Farmers must prepare adequately for new cropping season
Chronicle 4 September 2017
Zimbabwe is expected to receive normal rains during the 2017/2018 cropping season and the country is therefore likely to record another bumper harvest. Farmers should start to prepare for planting so that they plant with the early rains.
The Meteorological Services Department (MSD) said if the rainy season pans out as envisaged, it will be a boon for local farmers, particularly if they get the necessary support. The new report has allayed fears generated by the Sadc Climate Services Committee report which stated that Zimbabwe could be blighted by a two-pronged season characterised by drought and floods which is expected to affect the region.
Presenting the 2017/2018 forecast recently, MSD senior forecaster, Mrs Lucy Mots, said the region is expected to receive normal rains with a bias towards above normal rains during the first half of the rainy season (October to December).
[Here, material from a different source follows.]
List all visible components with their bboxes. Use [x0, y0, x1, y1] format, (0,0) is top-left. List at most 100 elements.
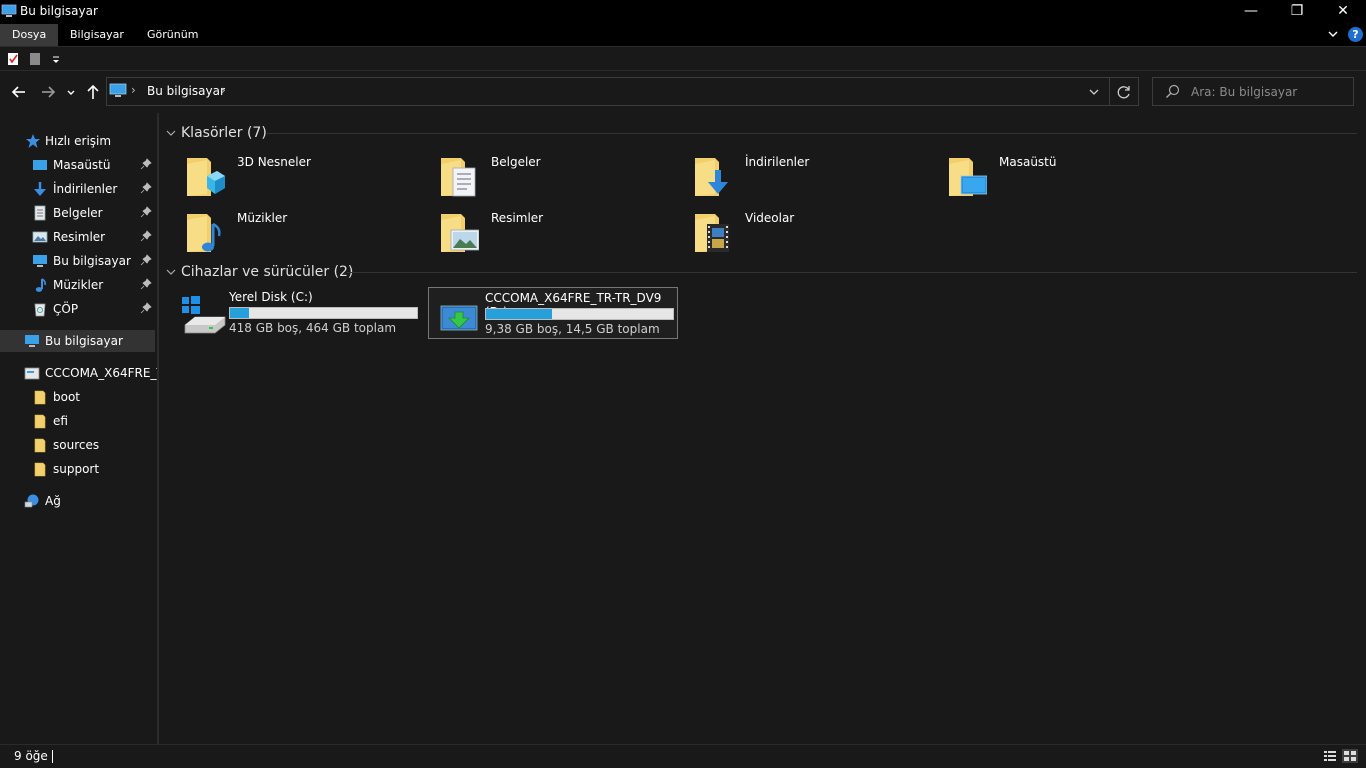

She said the southern part of the country which is region two and three, will receive normal rains with a bias towards below normal rainfall. The whole country will however receive normal to above normal rains between December and March.
Farmers should be ready to start planting mid-November when reliable rains are expected. Government’s inputs support scheme through both the Command Agriculture and the Presidential Inputs Support Scheme contributed immensely to last season’s bumper harvest of about 4 million tonnes of food crops.
Government has already announced that it is again assisting farmers through the two schemes this coming cropping season and has already mobilised $600 million. A total of $154 million will fund the Presidential Inputs Support Scheme while $487 million will be spent on Command Agriculture so that more families benefit from the two programmes.
The challenge to farmers is to adequately prepare so that the country can record another bumper harvest.
We have said in the past that inputs should be delivered early so that farmers can plant with the early rains. What is encouraging is that Government has been able to moblise the required funding on time and work to source the required inputs should have started long back.
The inputs should be delivered to farmers before November as most of them should start planting mid- November. This year we should avoid running out of inputs like what happened last season when farmers ran out of Ammonium Nitrate at a time it was needed most and this obviously reduced yields. In the event of another bumper harvest, the country will be able to export some of the produce to neighbouring countries.